Department of Biochemistry, UT Southwestern Medical Center, Dallas, Texas 75390-9152, USA
Genes Dev. 2024 Apr 17;38(5-6):205-212. doi: 10.1101/gad.351465.123.
This perspective begins with a speculative consideration of the properties of the earliest proteins to appear during evolution. What did these primitive proteins look like, and how were they of benefit to early forms of life? I proceed to hypothesize that primitive proteins have been preserved through evolution and now serve diverse functions important to the dynamics of cell morphology and biological regulation. The primitive nature of these modern proteins is easy to spot. They are composed of a limited subset of the 20 amino acids used by traditionally evolved proteins and thus are of low sequence complexity. This chemical simplicity limits protein domains of low sequence complexity to forming only a crude and labile type of protein structure currently hidden from the computational powers of machine learning. I conclude by hypothesizing that this structural weakness represents the underlying virtue of proteins that, at least for the moment, constitute the dark matter of the proteome.
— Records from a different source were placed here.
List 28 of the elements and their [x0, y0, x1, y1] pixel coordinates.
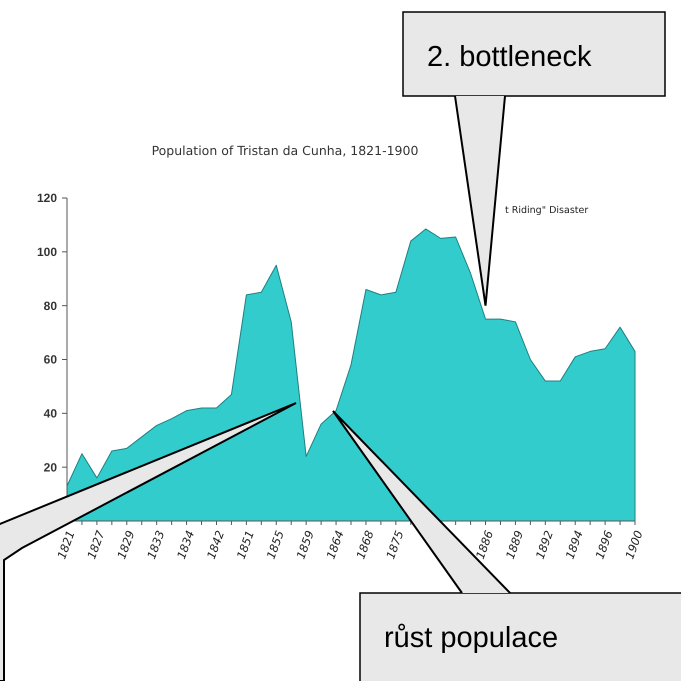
y-tick-label: 20	[44, 460, 58, 474]
x-tick-label: 1859	[294, 528, 317, 561]
annotation: 2. bottleneck	[427, 41, 592, 74]
x-tick-label: 1875	[383, 528, 406, 561]
x-tick-label: 1842	[204, 528, 228, 561]
x-tick-label: 1868	[353, 528, 377, 561]
x-tick-label: 1886	[472, 528, 496, 561]
x-tick-label: 1829	[114, 528, 138, 561]
y-tick-label: 60	[44, 352, 58, 367]
x-tick-label: 1827	[84, 528, 108, 561]
y-tick-label: 80	[44, 298, 58, 313]
x-tick-label: 1864	[323, 528, 347, 561]
x-tick-label: 1851	[234, 528, 257, 561]
chart-title: Population of Tristan da Cunha, 1821-1900	[152, 143, 418, 158]
x-tick-label: 1834	[174, 528, 198, 561]
x-tick-label: 1896	[592, 528, 616, 561]
x-tick-label: 1833	[144, 528, 168, 561]
x-tick-label: 1892	[532, 528, 556, 561]
x-tick-label: 1855	[264, 528, 287, 561]
x-tick-label: 1900	[622, 528, 646, 561]
x-tick-label: 1821	[54, 528, 78, 561]
y-tick-label: 40	[44, 406, 58, 421]
annotation: t Riding" Disaster	[505, 205, 588, 216]
text: růst populace	[384, 622, 558, 654]
x-tick-label: 1894	[562, 528, 586, 561]
y-tick-label: 100	[36, 245, 58, 260]
x-tick-label: 1889	[502, 528, 526, 561]
y-tick-label: 120	[36, 191, 58, 206]
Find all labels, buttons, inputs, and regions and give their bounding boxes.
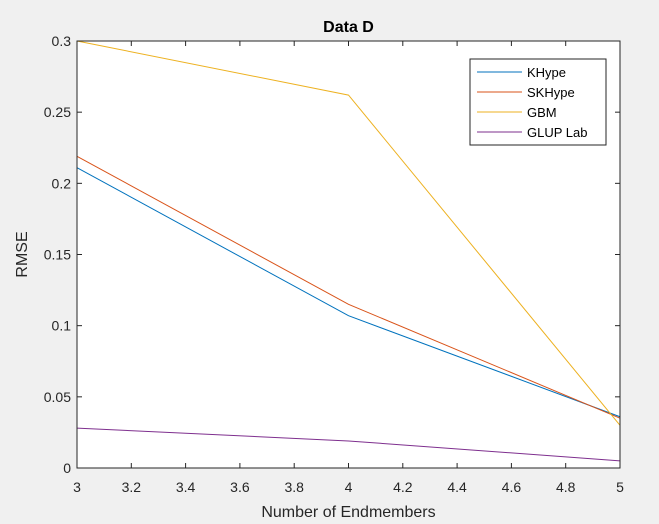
x-tick-label: 4.2 xyxy=(393,479,413,495)
x-tick-label: 5 xyxy=(616,479,624,495)
legend-box xyxy=(469,58,607,146)
x-tick-label: 3.4 xyxy=(176,479,196,495)
plot-border xyxy=(76,40,621,469)
series-line-gbm xyxy=(76,40,621,426)
y-tick-label: 0.25 xyxy=(44,104,71,120)
x-tick-label: 3 xyxy=(73,479,81,495)
series-lines xyxy=(76,40,621,462)
y-tick-label: 0.3 xyxy=(52,33,72,49)
y-tick-label: 0.05 xyxy=(44,389,71,405)
y-tick-label: 0.2 xyxy=(52,175,72,191)
legend-entry: KHype xyxy=(527,65,566,80)
chart-title: Data D xyxy=(323,19,374,36)
x-tick-label: 4.6 xyxy=(502,479,522,495)
x-tick-label: 3.8 xyxy=(284,479,304,495)
y-tick-label: 0.1 xyxy=(52,318,72,334)
legend-entry: SKHype xyxy=(527,85,575,100)
y-tick-label: 0.15 xyxy=(44,247,71,263)
x-tick-label: 4.4 xyxy=(447,479,467,495)
legend-entry: GBM xyxy=(527,105,557,120)
x-tick-label: 3.2 xyxy=(122,479,142,495)
series-line-skhype xyxy=(76,155,621,419)
y-axis-label: RMSE xyxy=(14,231,31,277)
legend-entry: GLUP Lab xyxy=(527,125,587,140)
axis-ticks: 3 3.2 3.4 3.6 3.8 4 4.2 4.4 4.6 4.8 5 0 0.05 0.1 0.15 0… xyxy=(44,33,624,495)
legend: KHype SKHype GBM GLUP Lab xyxy=(469,58,607,146)
x-tick-label: 4 xyxy=(345,479,353,495)
x-tick-label: 3.6 xyxy=(230,479,250,495)
x-tick-label: 4.8 xyxy=(556,479,576,495)
x-axis-label: Number of Endmembers xyxy=(261,504,435,521)
y-tick-label: 0 xyxy=(63,460,71,476)
series-line-khype xyxy=(76,167,621,418)
series-line-glup-lab xyxy=(76,427,621,462)
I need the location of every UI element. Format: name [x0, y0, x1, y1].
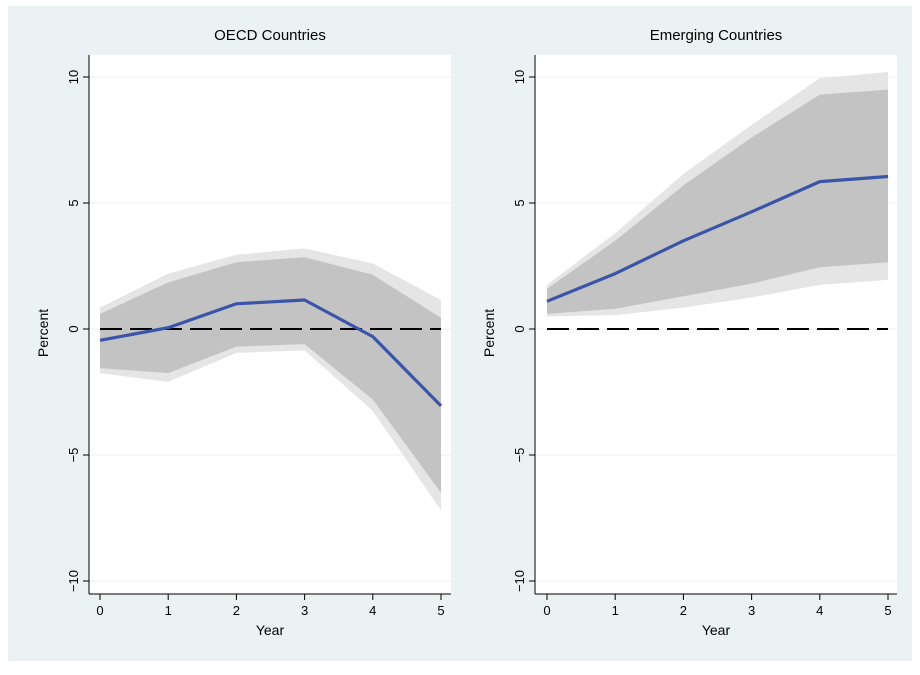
x-tick-label-0: 0: [96, 603, 103, 618]
figure-background: −10 −5 0 5 10 0 1 2 3 4 5 OECD Countries Year Percent…: [8, 6, 912, 661]
y-tick-label-3: 5: [512, 199, 527, 206]
y-axis-label: Percent: [481, 309, 497, 357]
x-tick-label-1: 1: [165, 603, 172, 618]
panel-oecd-countries: −10 −5 0 5 10 0 1 2 3 4 5 OECD Countries Year Percent: [35, 27, 451, 638]
x-tick-label-1: 1: [612, 603, 619, 618]
x-tick-label-2: 2: [680, 603, 687, 618]
confidence-band-inner: [100, 257, 441, 493]
y-tick-label-0: −10: [512, 570, 527, 592]
x-tick-label-2: 2: [233, 603, 240, 618]
x-tick-label-3: 3: [301, 603, 308, 618]
x-tick-label-5: 5: [884, 603, 891, 618]
y-axis-label: Percent: [35, 309, 51, 357]
x-tick-label-4: 4: [369, 603, 376, 618]
x-tick-label-4: 4: [816, 603, 823, 618]
chart-title: OECD Countries: [214, 27, 326, 44]
estimate-line: [99, 298, 443, 408]
confidence-band-inner: [547, 89, 888, 314]
chart-title: Emerging Countries: [650, 27, 783, 44]
y-tick-label-1: −5: [512, 448, 527, 463]
y-tick-label-2: 0: [512, 325, 527, 332]
estimate-line: [546, 174, 889, 303]
x-axis-label: Year: [256, 622, 285, 638]
x-tick-label-5: 5: [437, 603, 444, 618]
y-tick-label-2: 0: [66, 325, 81, 332]
panel-emerging-countries: −10 −5 0 5 10 0 1 2 3 4 5 Emerging Countries Year Per…: [481, 27, 897, 638]
x-tick-label-3: 3: [748, 603, 755, 618]
y-tick-label-3: 5: [66, 199, 81, 206]
y-tick-label-0: −10: [66, 570, 81, 592]
x-axis-label: Year: [702, 622, 731, 638]
x-tick-label-0: 0: [543, 603, 550, 618]
y-tick-label-4: 10: [512, 70, 527, 84]
y-tick-label-1: −5: [66, 448, 81, 463]
y-tick-label-4: 10: [66, 70, 81, 84]
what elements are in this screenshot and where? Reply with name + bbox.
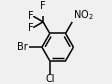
- Text: F: F: [40, 1, 45, 11]
- Text: Br: Br: [17, 42, 28, 52]
- Text: NO$_2$: NO$_2$: [72, 8, 92, 22]
- Text: Cl: Cl: [45, 74, 54, 84]
- Text: F: F: [27, 23, 33, 33]
- Text: F: F: [27, 11, 33, 21]
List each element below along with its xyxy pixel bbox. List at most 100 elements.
本文从推测性的角度出发,探讨了在进化过程中最早出现的蛋白质的特性。这些原始蛋白质是什么样子的,它们对早期生命形式有什么益处?我进一步假设,原始蛋白质在进化过程中得以保留,现在具有多种对细胞形态和生物调节动力学至关重要的功能。这些现代蛋白质的原始性质很容易被发现。它们由传统进化蛋白质所使用的 20 种氨基酸的有限子集组成,因此序列复杂度较低。这种化学简单性限制了低序列复杂度的蛋白质结构域只能形成一种粗糙且不稳定的蛋白质结构类型,目前这种结构类型隐藏在机器学习的计算能力之外。最后,我假设这种结构上的弱点是蛋白质的潜在优势,至少目前,蛋白质是蛋白质组的暗物质。